A Tangled Web

by Karen M. Leet

It’s like a match. Burning hot and bright and soon too hot to handle and too intense to stop.

One small lie. Such a little lie. Nobody would ever know.

Why would they know? Ever?

Such a small lie.

No big deal. No problem. No worry.

How could I know? How fast it would spread. How scary it could be. How tight the trap it made.

I am not a liar. Never was. Not ever. I wasn’t raised to lie. We were truth tellers in my family. If we broke rules, we got punished for what we did. But if we lied about it, denied it or tried to blame someone else, then the punishment got much worse.

Worst punishment in my family – when I was growing up – was being grounded. Missing out on a fun outing or treat of some kind.

We weren’t any of us liars. Not in my family. None of us were.

Once, years ago, I heard a quote that fascinated me. “Oh, what a tangled web we weave / when first we practice to deceive.” That’s what lying is – a tangled web. Sir Walter Scott wrote it, and boy was it ever true.

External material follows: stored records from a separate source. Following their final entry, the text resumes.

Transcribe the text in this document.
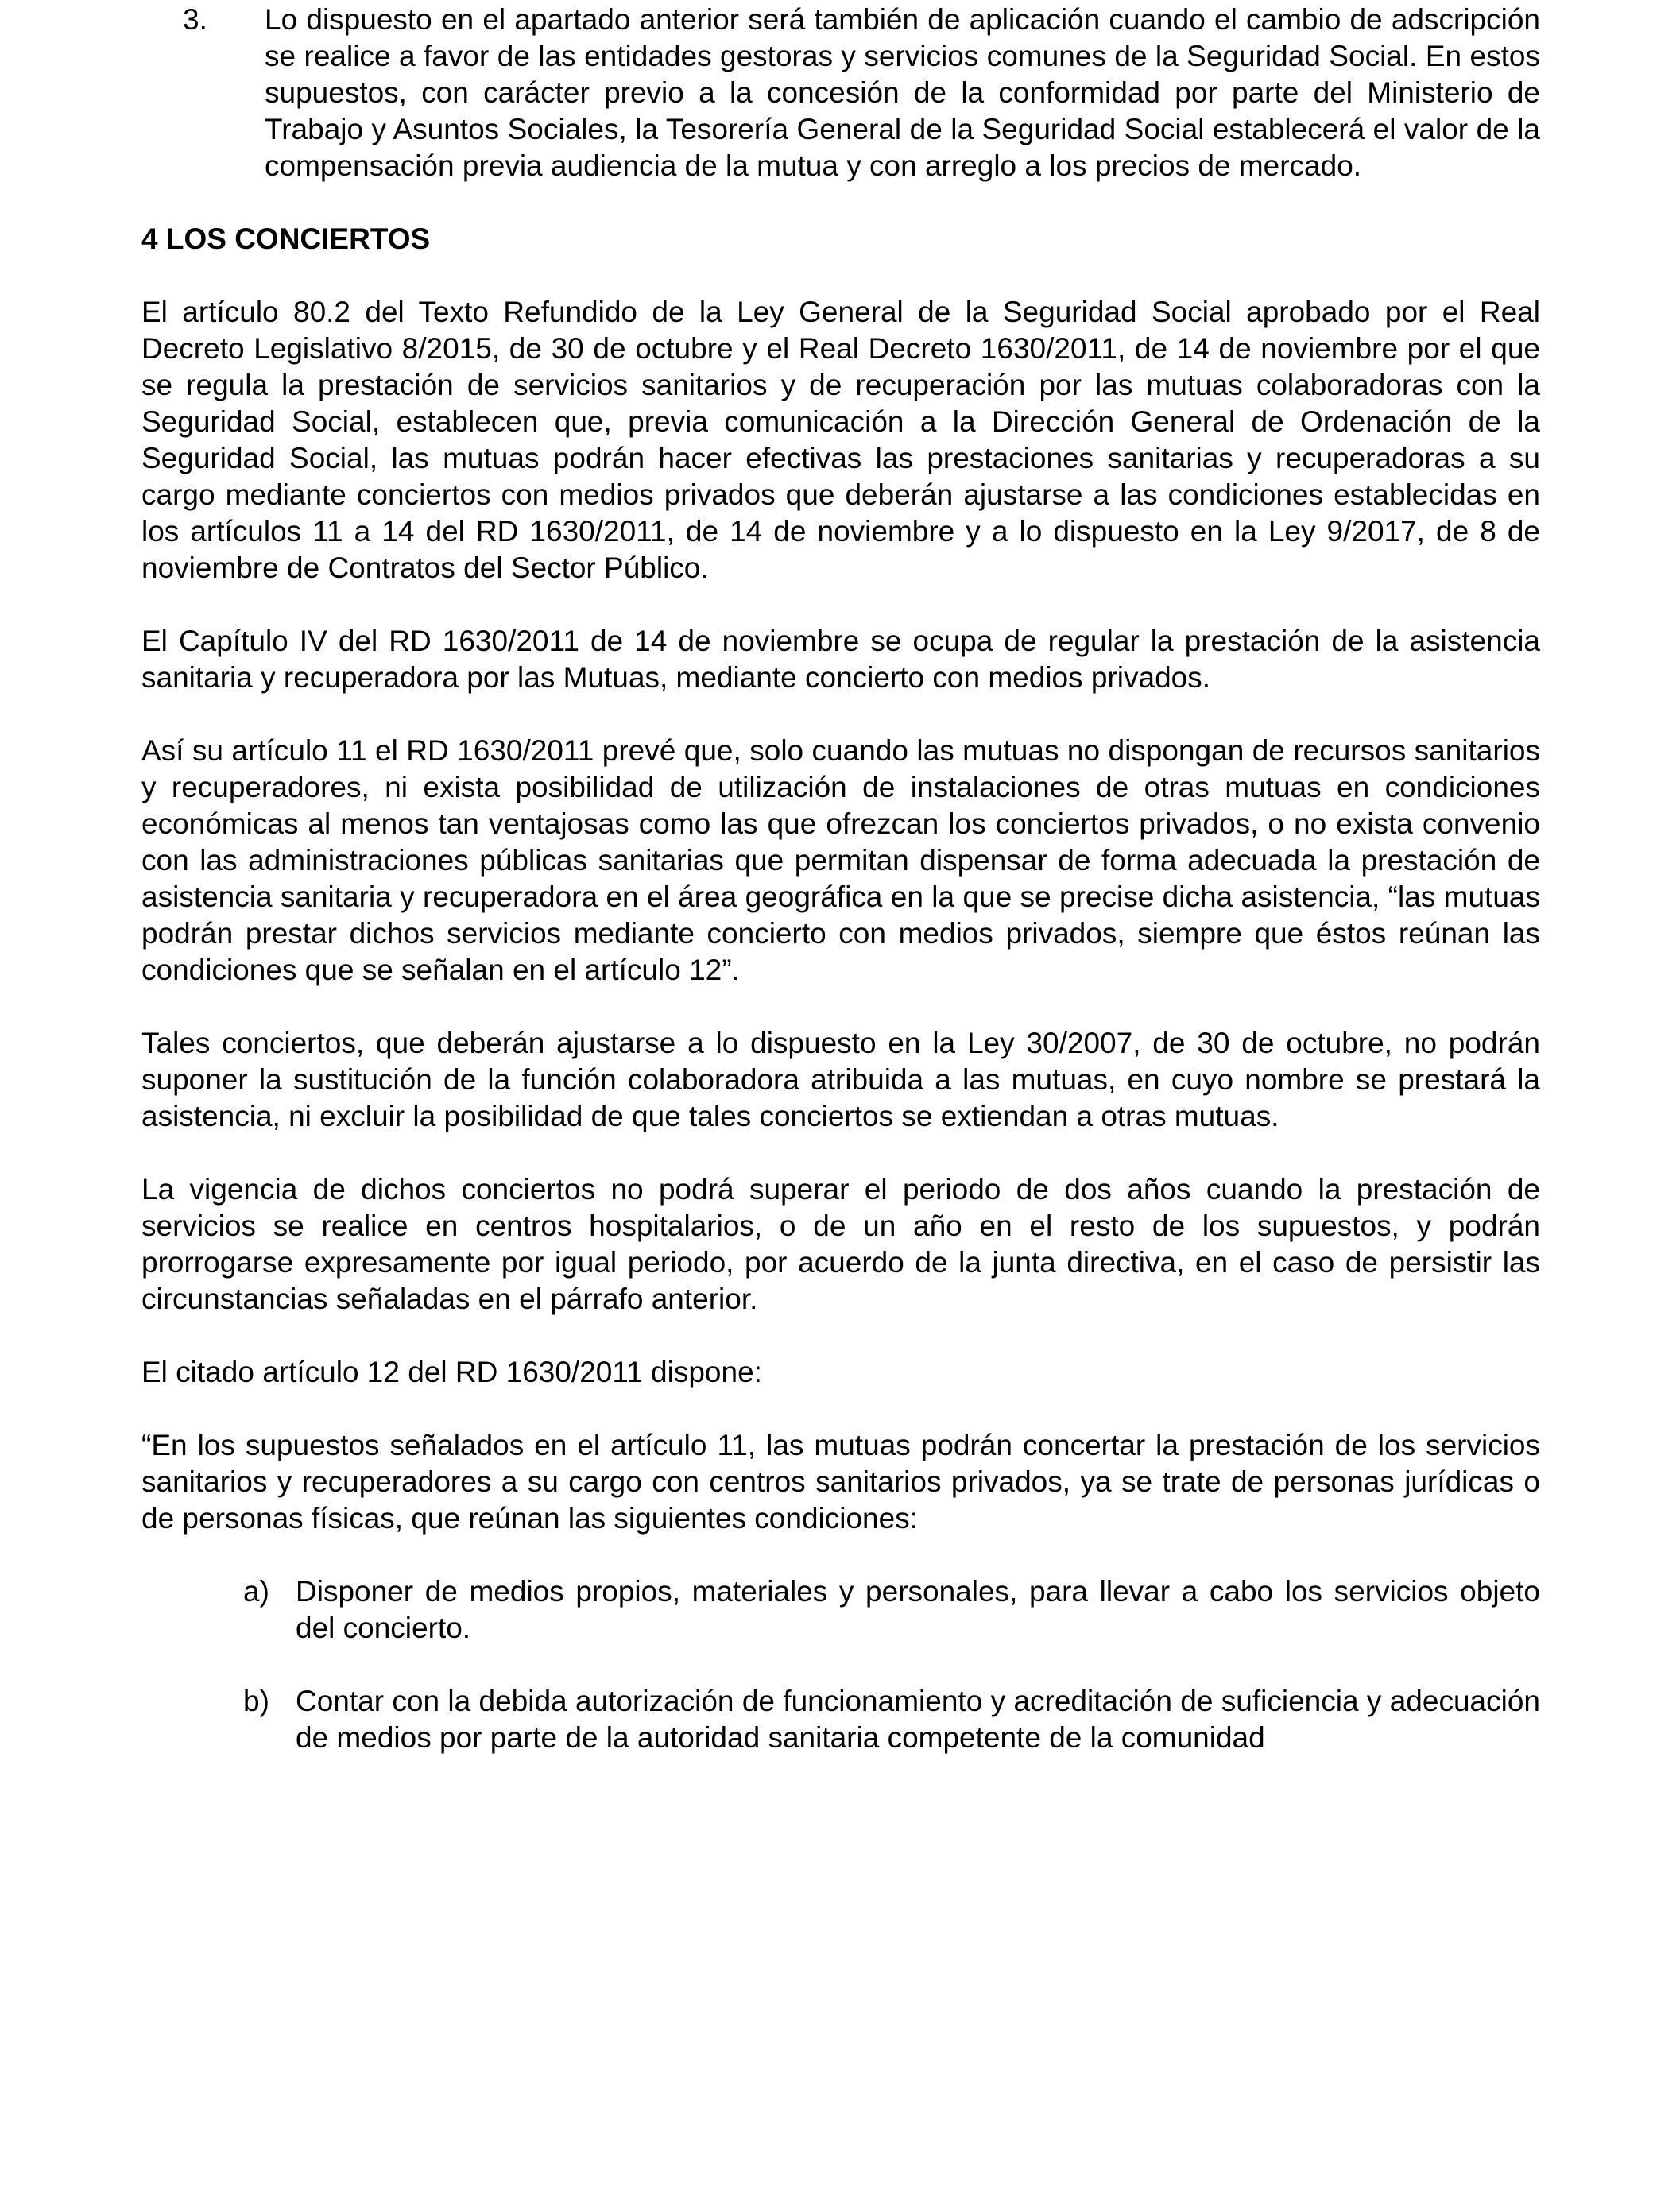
3. Lo dispuesto en el apartado anterior será también de aplicación cuando el cambio de adscripción se realice a favor de las entidades gestoras y servicios comunes de la Seguridad Social. En estos supuestos, con carácter previo a la concesión de la conformidad por parte del Ministerio de Trabajo y Asuntos Sociales, la Tesorería General de la Seguridad Social establecerá el valor de la compensación previa audiencia de la mutua y con arreglo a los precios de mercado.
4 LOS CONCIERTOS

El artículo 80.2 del Texto Refundido de la Ley General de la Seguridad Social aprobado por el Real Decreto Legislativo 8/2015, de 30 de octubre y el Real Decreto 1630/2011, de 14 de noviembre por el que se regula la prestación de servicios sanitarios y de recuperación por las mutuas colaboradoras con la Seguridad Social, establecen que, previa comunicación a la Dirección General de Ordenación de la Seguridad Social, las mutuas podrán hacer efectivas las prestaciones sanitarias y recuperadoras a su cargo mediante conciertos con medios privados que deberán ajustarse a las condiciones establecidas en los artículos 11 a 14 del RD 1630/2011, de 14 de noviembre y a lo dispuesto en la Ley 9/2017, de 8 de noviembre de Contratos del Sector Público.

El Capítulo IV del RD 1630/2011 de 14 de noviembre se ocupa de regular la prestación de la asistencia sanitaria y recuperadora por las Mutuas, mediante concierto con medios privados.

Así su artículo 11 el RD 1630/2011 prevé que, solo cuando las mutuas no dispongan de recursos sanitarios y recuperadores, ni exista posibilidad de utilización de instalaciones de otras mutuas en condiciones económicas al menos tan ventajosas como las que ofrezcan los conciertos privados, o no exista convenio con las administraciones públicas sanitarias que permitan dispensar de forma adecuada la prestación de asistencia sanitaria y recuperadora en el área geográfica en la que se precise dicha asistencia, “las mutuas podrán prestar dichos servicios mediante concierto con medios privados, siempre que éstos reúnan las condiciones que se señalan en el artículo 12”.

Tales conciertos, que deberán ajustarse a lo dispuesto en la Ley 30/2007, de 30 de octubre, no podrán suponer la sustitución de la función colaboradora atribuida a las mutuas, en cuyo nombre se prestará la asistencia, ni excluir la posibilidad de que tales conciertos se extiendan a otras mutuas.

La vigencia de dichos conciertos no podrá superar el periodo de dos años cuando la prestación de servicios se realice en centros hospitalarios, o de un año en el resto de los supuestos, y podrán prorrogarse expresamente por igual periodo, por acuerdo de la junta directiva, en el caso de persistir las circunstancias señaladas en el párrafo anterior.

El citado artículo 12 del RD 1630/2011 dispone:

“En los supuestos señalados en el artículo 11, las mutuas podrán concertar la prestación de los servicios sanitarios y recuperadores a su cargo con centros sanitarios privados, ya se trate de personas jurídicas o de personas físicas, que reúnan las siguientes condiciones:

a) Disponer de medios propios, materiales y personales, para llevar a cabo los servicios objeto del concierto.
b) Contar con la debida autorización de funcionamiento y acreditación de suficiencia y adecuación de medios por parte de la autoridad sanitaria competente de la comunidad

Anyway. Here I was, always trying to be honest, to be truthful, to be a person who could be trusted.

And instead lies had begun slip sliding out of me.

The lies I told gave my coworkers the impression that I cheated at work. That I tinkered with facts and figures. That I was not honest or truthful. That I was a bad person – a cheat, someone getting away with bad stuff.

Worse still, my lies had reached our chief compliance officer. She was a good, decent, fair and honest person. Her job included making sure we all followed rules and regulations.

I was indeed caught in “a tangled web.” I knew I needed to fix this whole mess.

But I couldn’t even figure out where or how to start.

Then our chief compliance officer came to me.

She’d heard of my lies, heard the whispers, the rumors, the bad stuff about me.

So, she came right to me. She was always firm and direct, honest and fair.

We took our discussion to her office. She asked, and I confessed. I was not cheating our company, not tinkering with numbers, not changing facts and figures. But deep inside, I did know it would be just a matter of time before I did cross the line. The line that would hurt the company, that would hurt everyone in our office.

“All lies?” she asked. I’m sure I was brick red in shame by then.

“All lies,” I agreed. Now what, I wondered? Would I be fired? Dumped? Kicked out in shame?

Nah. Our chief compliance officer was a decent person. We worked out a compromise. I would undo all my lies, clear my name, apologize and get a fresh start. On probation, of course.

And she stood up for me. Literally stood with me when I told my work group what I’d done. The lies I let myself tell to make myself sound clever and “bad.”

There were some conditions, of course. I had some extra work to do, some kind of apologies to make, some therapy even to get at possible root causes.

But I kept my job. And I would not be creating any more “tangled webs” ever again. Ever.

 

© 2024 K. Leet

What do you think?

Do you think lies are a “tangled web”?

Why or why not?

Are any lies ever called for?

These are stories (usually fictional, but not always), based on insights and experiences from the world of compliance & ethics.